This project focuses on predicting the absorption maxima (λₘₐₓ) of organic chromophores based solely on their molecular structure. Using a supervised machine learning approach, I developed a complete pipeline that takes SMILES representations as input and outputs predicted absorption wavelengths in nanometers. The model is trained on a large, experimentally measured dataset and built around a Random Forest regressor, which has proven effective for structured, high-dimensional input like molecular fingerprints.
The pipeline begins by preprocessing the dataset: cleaning missing values, canonicalizing SMILES, and generating 1024-bit Morgan fingerprints to numerically encode molecular structure. A stratified train/test split ensures balanced distribution of outliers and avoids data leakage. After training, the model’s performance is evaluated using standard regression metrics, including Mean Squared Error (MSE) and R² score. An additional outlier detection step is integrated to identify predictions with unusually high error, helping improve the model’s robustness and interpretation.
Overall, this project demonstrates how machine learning can offer a fast, low-cost alternative to experimental UV–Vis measurements. While inspired by open-source examples, all code and pipeline logic were developed independently and adapted to suit the specific dataset and goals of this work.
- Loads and cleans raw dataset
- Canonicalizes SMILES using RDKit
- Converts spectral peaks into a consistent format
- Flags outliers based on IQR
- Outputs cleaned dataset ready for modeling
- Generates 1024-bit Morgan fingerprints
- Splits data into train/test while preserving outlier distribution
- Trains a Random Forest regressor with tuned hyperparameters
- Evaluates performance and saves metrics
- Model: Random Forest Regressor
- Features: Morgan fingerprints (radius=2, nBits=1024)
- Target: Absorption maximum (λₘₐₓ in nm)

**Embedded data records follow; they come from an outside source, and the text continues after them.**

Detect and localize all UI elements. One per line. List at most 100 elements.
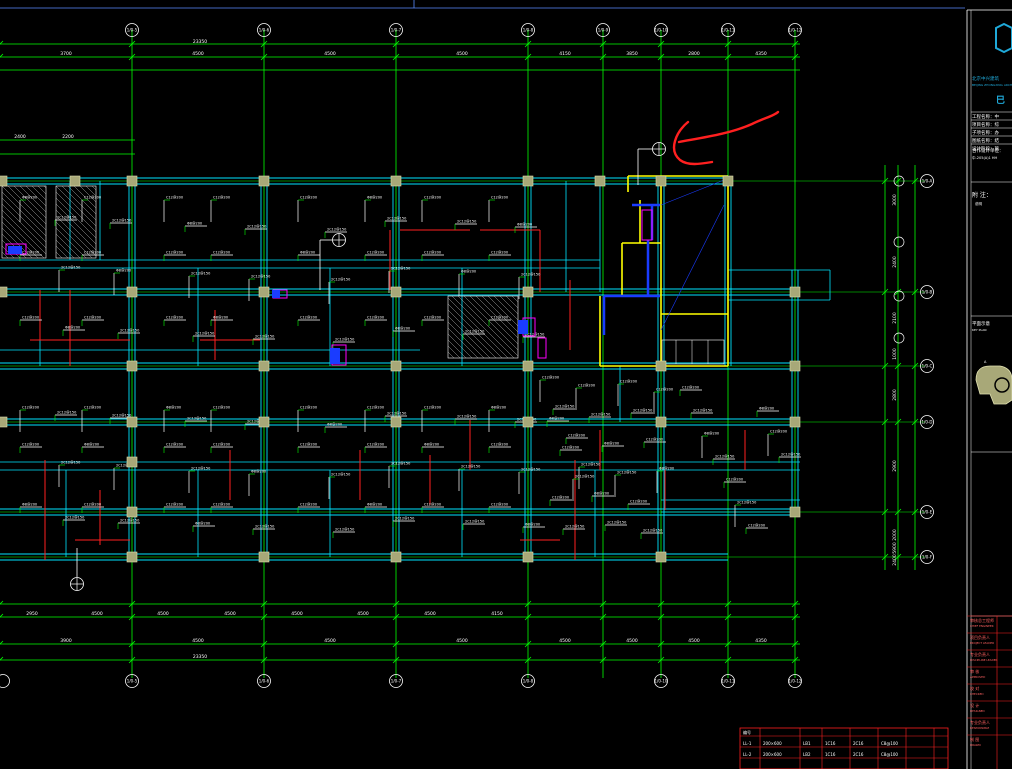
dim-text-bottom-row2: 4500 [357, 611, 369, 617]
rebar-label: C12@200 [367, 251, 384, 255]
opening-fill [330, 348, 340, 364]
column [789, 506, 801, 518]
rebar-label: Φ8@200 [424, 443, 439, 447]
legend-cell: LB2 [803, 752, 811, 757]
rebar-label: C12@200 [748, 524, 765, 528]
rebar-label: C12@200 [166, 443, 183, 447]
rebar-label: 2C12@150 [195, 332, 214, 336]
rebar-label: Φ8@200 [367, 196, 382, 200]
column [789, 360, 801, 372]
cad-drawing-canvas[interactable]: Φ8@200 2C12@150 C12@200 2C12@150 C12@200 Φ8@2… [0, 0, 1012, 769]
rebar-label: Φ8@200 [517, 223, 532, 227]
axis-bubble-top-label: 1/0-5 [127, 28, 138, 33]
axis-bubble-right-label: 1/0-D [922, 420, 933, 425]
column [522, 416, 534, 428]
legend-cell: C8@100 [881, 741, 898, 746]
rebar-label: C12@200 [424, 251, 441, 255]
titleblock-row-text: 工程名称：中 [972, 113, 999, 120]
dim-text-bottom-row1: 4500 [688, 638, 700, 644]
rebar-label: 2C12@150 [465, 520, 484, 524]
rebar-label: 2C12@150 [395, 517, 414, 521]
rebar-label: C12@200 [22, 316, 39, 320]
rebar-label: C12@200 [630, 500, 647, 504]
rebar-label: 2C12@150 [120, 329, 139, 333]
column [655, 175, 667, 187]
rebar-label: Φ8@200 [525, 523, 540, 527]
rebar-label: Φ8@200 [461, 270, 476, 274]
rebar-label: 2C12@150 [461, 465, 480, 469]
rebar-label: C12@200 [22, 406, 39, 410]
dim-text-bottom-row2: 4500 [291, 611, 303, 617]
rebar-label: 2C12@150 [335, 338, 354, 342]
dim-text-bottom-row1: 4350 [755, 638, 767, 644]
rebar-label: 2C12@150 [633, 409, 652, 413]
dim-text-right: 2000 [892, 529, 898, 541]
column [258, 551, 270, 563]
rebar-label: C12@200 [213, 406, 230, 410]
rebar-label: Φ8@200 [22, 503, 37, 507]
approval-row-sub: DRAWN [970, 743, 981, 747]
rebar-label: C12@200 [552, 496, 569, 500]
legend-cell: LL-1 [743, 741, 752, 746]
column [69, 175, 81, 187]
dim-text-right: 1000 [892, 348, 898, 360]
dim-text-right: 5900 [892, 542, 898, 554]
dim-text-right: 2100 [892, 312, 898, 324]
column [390, 286, 402, 298]
column [126, 506, 138, 518]
dim-text-top: 3700 [60, 51, 72, 57]
rebar-label: C12@200 [84, 196, 101, 200]
rebar-label: C12@200 [367, 316, 384, 320]
rebar-label: 2C12@150 [251, 275, 270, 279]
rebar-label: Φ8@200 [491, 406, 506, 410]
rebar-label: C12@200 [213, 443, 230, 447]
axis-bubble-right-label: 1/0-F [922, 555, 933, 560]
axis-bubble-bottom-label: 1/0-10 [655, 679, 668, 684]
column [522, 175, 534, 187]
rebar-label: 2C12@150 [715, 455, 734, 459]
column [522, 286, 534, 298]
rebar-label: C12@200 [562, 446, 579, 450]
rebar-label: C12@200 [84, 406, 101, 410]
rebar-label: Φ8@200 [84, 443, 99, 447]
rebar-label: 2C12@150 [575, 475, 594, 479]
rebar-label: C12@200 [84, 503, 101, 507]
opening-fill [518, 320, 528, 334]
rebar-label: 2C12@150 [331, 473, 350, 477]
approval-row-sub: RESPONSIBLE [970, 726, 990, 730]
column [655, 551, 667, 563]
dim-text-top: 4500 [324, 51, 336, 57]
dim-text-bottom-row2: 2950 [26, 611, 38, 617]
column [390, 360, 402, 372]
axis-bubble-right-label: 1/0-A [922, 179, 933, 184]
rebar-label: Φ8@200 [213, 316, 228, 320]
rebar-label: C12@200 [656, 388, 673, 392]
titleblock-keyplan-value: KEY PLAN [972, 328, 987, 332]
column [126, 456, 138, 468]
axis-bubble-bottom-label: 1/0-8 [523, 679, 534, 684]
rebar-label: C12@200 [620, 380, 637, 384]
rebar-label: C12@200 [213, 251, 230, 255]
dim-text-bottom-row1: 4500 [324, 638, 336, 644]
rebar-label: 2C12@150 [457, 220, 476, 224]
rebar-label: C12@200 [491, 251, 508, 255]
rebar-label: C12@200 [491, 196, 508, 200]
approval-row-label: 专业负责人 [970, 651, 990, 657]
rebar-label: Φ8@200 [659, 467, 674, 471]
approval-row-sub: CHECKED [970, 692, 984, 696]
column [258, 175, 270, 187]
rebar-label: 2C12@150 [521, 468, 540, 472]
rebar-label: Φ8@200 [22, 196, 37, 200]
axis-bubble-bottom-label: 1/0-5 [127, 679, 138, 684]
approval-row-label: 审 核 [970, 668, 979, 674]
column [522, 360, 534, 372]
rebar-label: C12@200 [568, 434, 585, 438]
rebar-label: Φ8@200 [604, 442, 619, 446]
approval-row-sub: PROJECT LEADER [970, 641, 994, 645]
legend-cell: 2C16 [853, 752, 864, 757]
axis-bubble-bottom-label: 1/0-6 [259, 679, 270, 684]
approval-row-label: 校 对 [970, 685, 979, 691]
rebar-label: C12@200 [726, 478, 743, 482]
dim-text-top: 4350 [755, 51, 767, 57]
legend-cell: 1C16 [825, 752, 836, 757]
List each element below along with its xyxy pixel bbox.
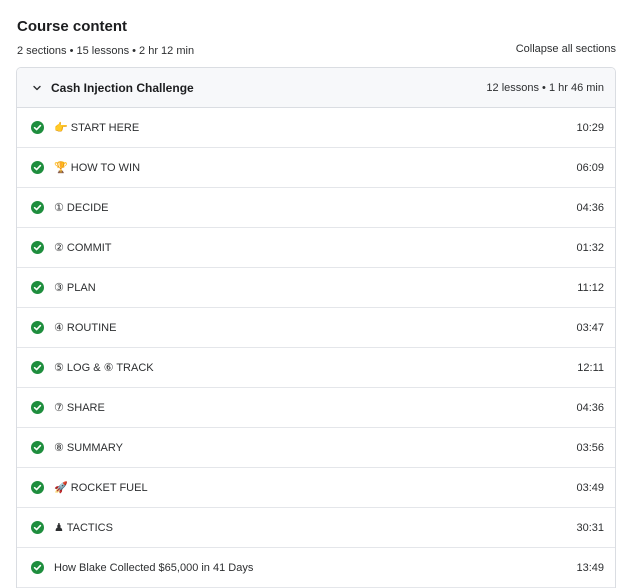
check-circle-icon	[30, 121, 44, 135]
check-circle-icon	[30, 441, 44, 455]
section-panel: Cash Injection Challenge 12 lessons • 1 …	[16, 67, 616, 588]
chevron-down-icon	[30, 81, 44, 95]
course-content-header: Course content 2 sections • 15 lessons •…	[17, 17, 616, 57]
lesson-list: 👉 START HERE 10:29 🏆 HOW TO WIN 06:09 ① DECI…	[17, 108, 615, 588]
check-circle-icon	[30, 161, 44, 175]
lesson-title: ⑤ LOG & ⑥ TRACK	[54, 362, 154, 374]
lesson-title: ② COMMIT	[54, 242, 112, 254]
lesson-item[interactable]: 🏆 HOW TO WIN 06:09	[17, 148, 615, 188]
lesson-duration: 11:12	[577, 281, 604, 294]
lesson-duration: 04:36	[576, 201, 604, 214]
lesson-item[interactable]: ⑦ SHARE 04:36	[17, 388, 615, 428]
check-circle-icon	[30, 281, 44, 295]
lesson-duration: 10:29	[576, 121, 604, 134]
check-circle-icon	[30, 201, 44, 215]
lesson-title: ⑧ SUMMARY	[54, 442, 123, 454]
lesson-title: ⑦ SHARE	[54, 402, 105, 414]
lesson-item[interactable]: ⑤ LOG & ⑥ TRACK 12:11	[17, 348, 615, 388]
lesson-title: ① DECIDE	[54, 202, 109, 214]
lesson-item[interactable]: 👉 START HERE 10:29	[17, 108, 615, 148]
lesson-item[interactable]: ② COMMIT 01:32	[17, 228, 615, 268]
check-circle-icon	[30, 241, 44, 255]
lesson-duration: 06:09	[576, 161, 604, 174]
lesson-duration: 12:11	[577, 361, 604, 374]
check-circle-icon	[30, 401, 44, 415]
lesson-item[interactable]: ♟ TACTICS 30:31	[17, 508, 615, 548]
lesson-item[interactable]: 🚀 ROCKET FUEL 03:49	[17, 468, 615, 508]
lesson-duration: 03:56	[576, 441, 604, 454]
lesson-title: ③ PLAN	[54, 282, 96, 294]
lesson-item[interactable]: How Blake Collected $65,000 in 41 Days 13…	[17, 548, 615, 588]
lesson-duration: 01:32	[576, 241, 604, 254]
check-circle-icon	[30, 321, 44, 335]
section-header-toggle[interactable]: Cash Injection Challenge 12 lessons • 1 …	[17, 68, 615, 108]
lesson-title: How Blake Collected $65,000 in 41 Days	[54, 561, 254, 574]
course-meta-row: 2 sections • 15 lessons • 2 hr 12 min Co…	[17, 41, 616, 57]
lesson-title: 👉 START HERE	[54, 122, 140, 134]
lesson-duration: 03:47	[576, 321, 604, 334]
check-circle-icon	[30, 521, 44, 535]
lesson-duration: 13:49	[576, 561, 604, 574]
section-title: Cash Injection Challenge	[51, 80, 194, 95]
lesson-duration: 03:49	[576, 481, 604, 494]
lesson-title: ♟ TACTICS	[54, 522, 113, 534]
lesson-title: 🚀 ROCKET FUEL	[54, 482, 148, 494]
lesson-title: ④ ROUTINE	[54, 322, 117, 334]
lesson-duration: 30:31	[576, 521, 604, 534]
lesson-duration: 04:36	[576, 401, 604, 414]
check-circle-icon	[30, 361, 44, 375]
section-meta: 12 lessons • 1 hr 46 min	[486, 81, 604, 94]
lesson-item[interactable]: ③ PLAN 11:12	[17, 268, 615, 308]
check-circle-icon	[30, 561, 44, 575]
check-circle-icon	[30, 481, 44, 495]
collapse-all-sections-link[interactable]: Collapse all sections	[516, 41, 616, 57]
lesson-item[interactable]: ④ ROUTINE 03:47	[17, 308, 615, 348]
course-content-page: Course content 2 sections • 15 lessons •…	[0, 0, 629, 588]
course-summary: 2 sections • 15 lessons • 2 hr 12 min	[17, 45, 195, 57]
lesson-item[interactable]: ① DECIDE 04:36	[17, 188, 615, 228]
lesson-item[interactable]: ⑧ SUMMARY 03:56	[17, 428, 615, 468]
page-title: Course content	[17, 18, 128, 35]
lesson-title: 🏆 HOW TO WIN	[54, 162, 141, 174]
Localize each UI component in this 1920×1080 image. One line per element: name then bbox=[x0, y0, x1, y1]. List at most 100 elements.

n_estimators: 134max_depth: 78max_features: 0.3007min_samples_split: 2bootstrap: True
- Mean Squared Error (MSE)
- Coefficient of Determination (R²)
- Parity plot and error histogram (saved in
/figures/)
- Test R²: 0.9339
- Test MSE: 748.52 nm²
- Improved results after integrating outlier flagging logic
Download the experimental chromophore dataset from: DB for Chromophore – Figshare
Save the .csv file inside:
/dataset/raw_dataset/
python script/run_pipeline.py
This will process the data, train the model, and save outputs to processed_dataset/ and figures/.